Inger Servolin est norvégienne.
Arrivée en France en 1953 elle a créé dans les années 60 , années foisonnantes d'espoirs et pleines d'utopies, une société de production de films militants, du cinéma documentaire engagé donc et fait par conséquent figure de pionnière en tant que femme productrice de films (la première ou l'une des première en France) et en tant de productrice de films documentaires engagés.
D'abord appelé Slone puis Iskra cette petite entreprise a plus de 200 films à son actif, certes confidentiels pour la plupart mais qui constituent un riche patrimoine des luttes, du militantisme, des combats menés en France et ailleurs...et elle existe toujours plus de 50 ans après sa création malgré des périodes plus difficiles, tant sur un plan financier qu'humain.

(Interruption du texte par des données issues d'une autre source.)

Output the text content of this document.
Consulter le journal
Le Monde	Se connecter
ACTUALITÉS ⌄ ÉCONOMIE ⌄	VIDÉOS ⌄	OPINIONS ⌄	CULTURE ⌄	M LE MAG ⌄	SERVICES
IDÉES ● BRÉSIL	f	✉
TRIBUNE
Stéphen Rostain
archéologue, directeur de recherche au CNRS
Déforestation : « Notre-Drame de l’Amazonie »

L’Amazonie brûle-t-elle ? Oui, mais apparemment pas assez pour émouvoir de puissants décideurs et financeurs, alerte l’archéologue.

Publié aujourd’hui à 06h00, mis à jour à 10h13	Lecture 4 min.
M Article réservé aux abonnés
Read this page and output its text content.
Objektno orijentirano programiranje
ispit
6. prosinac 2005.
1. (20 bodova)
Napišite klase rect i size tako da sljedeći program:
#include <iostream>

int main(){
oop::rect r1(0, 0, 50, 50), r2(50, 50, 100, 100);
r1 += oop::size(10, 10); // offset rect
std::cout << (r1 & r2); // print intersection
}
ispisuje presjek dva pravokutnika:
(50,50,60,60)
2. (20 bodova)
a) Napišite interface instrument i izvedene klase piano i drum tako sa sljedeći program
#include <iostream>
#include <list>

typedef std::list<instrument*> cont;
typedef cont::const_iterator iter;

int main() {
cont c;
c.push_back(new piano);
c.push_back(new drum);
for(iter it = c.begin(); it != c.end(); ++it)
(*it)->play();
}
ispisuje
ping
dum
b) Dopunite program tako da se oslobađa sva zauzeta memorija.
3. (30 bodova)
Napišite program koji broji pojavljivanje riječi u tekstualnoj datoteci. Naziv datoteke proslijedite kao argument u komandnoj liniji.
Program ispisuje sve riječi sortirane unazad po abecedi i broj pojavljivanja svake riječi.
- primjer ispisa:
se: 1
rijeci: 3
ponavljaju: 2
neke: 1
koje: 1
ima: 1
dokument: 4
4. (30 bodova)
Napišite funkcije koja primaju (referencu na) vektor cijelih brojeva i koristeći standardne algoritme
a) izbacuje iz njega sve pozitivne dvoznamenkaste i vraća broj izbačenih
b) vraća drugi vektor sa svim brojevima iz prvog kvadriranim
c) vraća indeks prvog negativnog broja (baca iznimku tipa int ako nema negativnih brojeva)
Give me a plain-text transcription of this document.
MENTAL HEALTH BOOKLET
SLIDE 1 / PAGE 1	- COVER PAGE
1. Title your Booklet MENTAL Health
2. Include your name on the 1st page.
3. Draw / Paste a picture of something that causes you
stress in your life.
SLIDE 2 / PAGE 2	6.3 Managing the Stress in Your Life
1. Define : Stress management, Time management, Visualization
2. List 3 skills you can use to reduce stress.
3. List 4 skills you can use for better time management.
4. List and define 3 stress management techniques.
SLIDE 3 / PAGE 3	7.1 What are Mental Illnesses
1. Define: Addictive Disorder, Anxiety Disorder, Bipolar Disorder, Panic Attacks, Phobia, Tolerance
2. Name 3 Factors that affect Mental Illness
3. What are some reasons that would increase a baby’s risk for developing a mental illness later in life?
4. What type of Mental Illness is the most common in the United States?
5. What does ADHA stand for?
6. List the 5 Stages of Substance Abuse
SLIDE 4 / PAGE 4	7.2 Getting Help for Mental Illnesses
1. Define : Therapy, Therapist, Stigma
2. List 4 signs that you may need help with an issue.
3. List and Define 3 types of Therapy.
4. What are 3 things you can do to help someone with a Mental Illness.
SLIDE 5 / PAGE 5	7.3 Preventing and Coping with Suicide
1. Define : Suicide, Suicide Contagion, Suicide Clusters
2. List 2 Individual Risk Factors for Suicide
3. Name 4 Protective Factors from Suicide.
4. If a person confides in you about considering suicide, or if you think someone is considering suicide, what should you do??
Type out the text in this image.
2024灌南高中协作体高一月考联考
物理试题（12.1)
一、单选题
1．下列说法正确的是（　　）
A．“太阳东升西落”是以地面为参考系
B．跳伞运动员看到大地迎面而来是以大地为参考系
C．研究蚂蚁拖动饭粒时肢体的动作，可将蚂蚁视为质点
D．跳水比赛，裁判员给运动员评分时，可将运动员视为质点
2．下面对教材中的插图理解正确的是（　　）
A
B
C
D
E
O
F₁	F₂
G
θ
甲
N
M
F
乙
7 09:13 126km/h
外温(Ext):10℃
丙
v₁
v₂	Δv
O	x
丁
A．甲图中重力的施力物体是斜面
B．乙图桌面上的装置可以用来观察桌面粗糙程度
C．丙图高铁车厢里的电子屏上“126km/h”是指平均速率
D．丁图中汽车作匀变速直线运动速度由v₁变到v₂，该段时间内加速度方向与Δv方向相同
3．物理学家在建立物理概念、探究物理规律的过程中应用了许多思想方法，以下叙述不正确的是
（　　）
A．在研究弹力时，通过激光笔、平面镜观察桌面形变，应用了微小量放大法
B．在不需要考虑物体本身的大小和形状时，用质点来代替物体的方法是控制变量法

Le but des films produits est d'abord de faire parler ceux qu'on entend jamais (donner la parole aux paysans, handicapés, ouvriers...) et abordent également des thèmes militants classiques des années 60/70 (notamment les occupations d'usine...).
Inger Servolin a aussi été la productrice / assistante de l'ombre du cinéaste Chris Marker (réalisateur notamment du film « le joli mai »).
Ce film documentaire de Maria Lucia Castrillon raconte donc cette épopée à bases d'interviews (d'Inger et de ses proches familles ou compagnons de lutte), de séquences récentes de sa société dont elle est toujours gérante à 86 ans et d'images d'archives (mai 68, Chili 73 par exemple ou extraites de ses propres productions).
C'est donc un documentaire militant sur le cinéma militant.
Passionnant car ce film lui aussi engagé montre les difficultés du cinéma militant de documentaires indépendant, que ce soit pour le financement, la distribution ; il montre le dévouement de ces activistes cinéastes pour produire, stocker, envoyer, récupérer, dupliquer les bobines...
Passionnant car il montre les difficultés de proposer une autre information, une autre façon de montrer notre monde.
Un travail ingrat car l'indépendance a un prix et il faut arriver à exister face aux médias et aux grosses boites de production y compris celles « alternatives » mais moins intransigeantes.
Car Slone et Iskra ont fait le pari d'être engagés et indépendants vis à vis des partis politiques et des syndicats dès sa création.
Le genre d'alternative qu'il faut soutenir plus que jamais quand on voit comment les médias, quotidiennement, essaient de nous lobotomiser et de nous conditionner.
Un documentaire passionnant si on s'intéresse au sujet (sinon ça risque d'être un peu indigeste et rébarbatif).
Comme j'ai vu ce film dans le cadre d'une projection/débat avec la réalisatrice colombienne Maria Lucia Castrillon et avec Inger Servolin cela m'a aussi permis d'avoir une meilleure compréhension du sujet et de l'expérience menée, et donc une approche différente du film.